Topnews aus Deutschland

Bargeld ist Selbstbestimmung

In der Diskussion um die Begrenzung oder Abschaffung von Bargeld hat sich der frühere Präsident des Bundesverfassungsgerichts, Hans-Jürgen Papier, eingeschaltet. Er hält Beschränkungen von Bargeldzahlungen für verfassungswidrig. "Dies wären nicht gerechtfertigte Eingriffe in Freiheitsrechte, nämlich in die Vertragsfreiheit und Privatautonomie", sagte Papier der Frankfurter Allgemeinen Zeitung. Zudem habe das Verfassungsgericht immer wieder betont, dass die Freiheitswahrnehmung der Bürger nicht total erfasst und registriert werden dürfe. Eine gesetzliche Bargeldobergrenze und der Zwang, auf elektronische Zahlungsmittel zurückzugreifen, bedeuteten einen Schritt hin zur weiteren Reglementierung, Erfassung und verdachtslosen Registrierung. Auch sei nicht hinreichend nachweisbar, dass diese Beschränkungen zum Schutze des gemeinen Wohls wirklich geeignet seien, sagte Papier weiter.

Topnews aus den Regionen 

Europa:

Der sentix Konjunkturindex für den Euroraum verliert im Februar erneut 3,6 Punkte und notiert damit bei nur noch 6 Punkten, wie das Forschungsinstitut am Montag mitteilte. Die Lagebeurteilung fällt zum dritten Mal in Folge und notiert auf dem tiefsten Stand seit April 2015. Die Erwartungswerte trifft es noch härter. Mit 1,5 Punkten liegen sie so tief wie zuletzt im November 2014. Die Eurozone sei nicht immun gegen den Dynamikverlust in der globalen Wirtschaft, kommentierte das Institut die Umfragewerte. Die deutsche Wirtschaft kühle sich merklich ab, der gesamte Euroraum befinde sich jedoch noch im Aufschwung. Nicht nur die Schwellenländer, auch die USA sähen sich einer Konjunkturschwäche gegenüber. Die globale Konjunktur stehe auf der Kippe. Für Deutschland fällt der Gesamtindex um 3,6 auf 14,5 Punkte. Das ist der tiefste Stand seit November 2014. Die Lagebeurteilung sinkt um 2,6 auf 33,0 Punkte und die Erwartung um 4,1 auf -2,6 Punkte.

USA:

Auch für die USA hatten die Experten von sentix gestern keine guten Neuigkeiten. Der sentix Gesamtkonjunkturindex für die größte Volkswirtschaft der Erde fällt um 5,9 auf nur noch 3,7 Punkte. Das ist der geringste Wert seit Oktober 2012. Die Lagebeurteilung sinkt um 9,5 auf 17,0 Punkte und die Erwartung gibt um 2,8 auf -8,8 Punkte nach. Befragt wurden 1.101 Anleger, darunter 285 institutionelle Investoren. 

FX Market Outlook

Chinas Devisenreserven haben sich im Januar weiter rapide vermindert. Um den Wechselkurs des Yuan zu stützen, hat die chinesische Zentralbank bis zum Wochenende knapp 100 Mrd. US-Dollar verkauft. Mit nun 3,23 Bio. Dollar verfügt die Volksrepublik aber noch immer über den größten Bestand an fremden Währungen auf der Welt. Dennoch ist es der tiefste Stand sei 2012. Im gesamten vergangenen Jahr haben sich die Devisenreserven um mehr als eine halbe Billion US-Dollar verringert. Berücksichtigt man die jüngste Erholung des Euros gegenüber der US-Währung, dann kann aber davon ausgegangen werden, dass China im Januar noch mehr Dollar verkauft hat als es die offiziellen Zahlen zeigen. 

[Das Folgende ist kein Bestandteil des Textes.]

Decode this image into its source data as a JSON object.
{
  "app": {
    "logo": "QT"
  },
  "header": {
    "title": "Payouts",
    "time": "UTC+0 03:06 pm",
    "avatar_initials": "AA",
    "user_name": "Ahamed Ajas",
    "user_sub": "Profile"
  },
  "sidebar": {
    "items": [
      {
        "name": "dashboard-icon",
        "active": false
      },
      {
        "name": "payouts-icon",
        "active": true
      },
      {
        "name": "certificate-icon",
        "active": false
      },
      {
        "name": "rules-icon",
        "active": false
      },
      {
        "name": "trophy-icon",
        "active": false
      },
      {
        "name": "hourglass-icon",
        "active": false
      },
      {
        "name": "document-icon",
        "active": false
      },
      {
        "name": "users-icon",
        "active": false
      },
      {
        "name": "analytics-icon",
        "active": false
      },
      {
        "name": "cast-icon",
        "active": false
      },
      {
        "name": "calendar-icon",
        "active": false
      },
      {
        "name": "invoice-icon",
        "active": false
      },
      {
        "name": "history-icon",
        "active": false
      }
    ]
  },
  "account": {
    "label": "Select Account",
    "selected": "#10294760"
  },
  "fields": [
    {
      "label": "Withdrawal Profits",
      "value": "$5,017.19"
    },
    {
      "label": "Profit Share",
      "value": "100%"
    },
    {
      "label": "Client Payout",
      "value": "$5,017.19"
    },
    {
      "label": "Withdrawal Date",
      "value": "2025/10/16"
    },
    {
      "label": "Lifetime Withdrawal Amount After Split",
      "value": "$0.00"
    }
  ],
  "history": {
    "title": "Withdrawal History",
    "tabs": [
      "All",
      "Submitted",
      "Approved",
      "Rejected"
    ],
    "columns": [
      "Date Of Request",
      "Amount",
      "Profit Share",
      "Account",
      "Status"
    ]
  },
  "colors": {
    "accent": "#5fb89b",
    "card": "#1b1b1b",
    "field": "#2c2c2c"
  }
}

Viele Experten warnen vor regelmäßigen Interventionen, weil dadurch die Devisenreserven zu schnell abnehmen. Als Hauptursache für den Abwertungsdruck des chinesischen Yuan gelten Kapitalexporte privater chinesischer Anleger. Am 11. August vergangenen Jahres hatte die chinesische Zentralbank eine neue Währungspolitik eingeleitet, indem sie den Yuan stärker dem Marktgeschehen aussetzt. Dies hatte eine deutliche Schwächung der chinesischen Valuta zur Folge. Die Abwertung löste Sorgen über ein langsameres Wachstum in der zweitgrößten Volkswirtschaft der Welt aus.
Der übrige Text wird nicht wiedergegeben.